En el siglo XVIII Arroyo, que sigue ostentando la denominación de villa, pertenece a la Encomienda de Wamba, en aquellos momentos contaba con 13 vecinos.

A mediados del siglo XIX Arroyo ya es una villa con ayuntamiento y pertenece al partido judicial, a la diócesis, administración de rentas y capitanía general de Valladolid. En aquel entonces eran ya 32 los vecinos, 17 en la cabecera de la villa, 12 en la Granja de la Flecha, 2 en el único caserío de Aranzana y uno en los dos modestos caseríos de la margen izquierda del río Pisuerga.

En 1836, con motivo de la desamortización de Mendizábal, el término cambia de dueños. El Estado se incautó de los bienes rústicos y urbanos de las órdenes religiosas, hizo 9 lotes con las 202 parcelas incautadas y las vendió al mejor postor en pública subasta.

Iglesia de Arroyo

Los Ibáñez, dedicados a la ganadería y a la agricultura y los hermanos Fernández Zumel pasarían a ser los propietarios de gran parte de estos terrenos.

Los Fernández Zumel venderían sus terrenos a numerosos compradores que más tarde ubicarían sus empresas en la Villa de Arroyo de la Encomienda.

Su buena situación ecológica, estratégica y económica de Arroyo – al paso de la gran vía natural de comunicaciones – constituida desde siempre por los ríos Arlanzón, Pisuerga y Duero tuvo gran importancia en la Antigüedad por haber sido itinerario obligado de invasiones, razias, migraciones, ejércitos, repoblaciones del tráfico mercantil y de cuantas culturas se adueñaron o irradiaron de la Meseta.

ARROYO. Este es el que da el nombre al municipio, es el casco más antiguo y con más historia y en el que se asienta la joya arquitectónica del pueblo: la Iglesia de San Juan. Cuenta con unos 200 habitantes aproximadamente y su crecimiento es el menor de todos los barrios.

El barrio de Arroyo mantiene, de alguna forma, las constantes vitales propias de un municipio pequeño donde el trato entre vecinos y su amabilidad son síntomas destacables de un lugar lleno de paz y concordia.

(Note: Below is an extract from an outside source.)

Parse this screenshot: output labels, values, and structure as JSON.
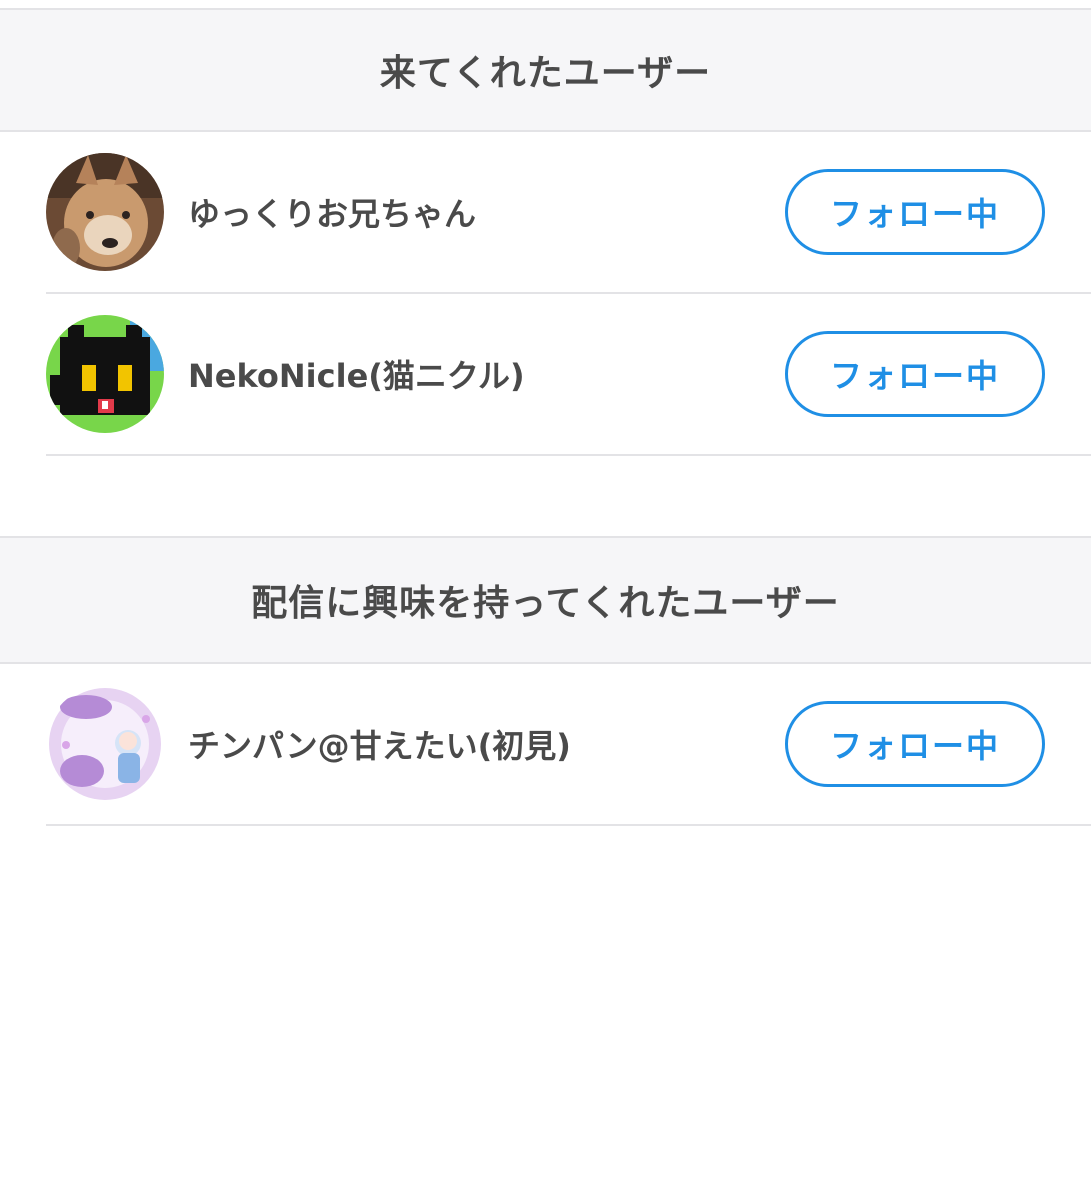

Arroyo ha visto incrementado su potencial turístico con la reciente inauguración de una Posada Rural, hecho que sin duda ha dado un nuevo auge a esta zona.

Los Huertos Urbanos y la apertura del Centro Etnográfico son ejemplos de la diversicidad del núcleo. Los mayores de 65 años enseñan a los jóvenes a cultivar productos naturales al compás de las notas musicales de las futuras promesas del canto y de la danza. 

Los Huertos Urbanos han supuesto un rotundo éxito, pues actualmente están plenamente ocupados especialmente por mayores de 65 años y jóvenes que desean conocer la experiencia de trabajar en el campo y que acaban enganchándose a la "experiencia" de la que siempre oyeron hablar a sus abuelos.

 

Un moderno edificio multifuncional. El Centro Etnográfico. Abierto en el año 2009 al servicio de todos sus vecinos. Alberga la Escuela de Música y Consultorio Médico en una plaza de nuevo diseñoñ que constituye un referente de la integración de estilos arquitectónicos y urbanísticos.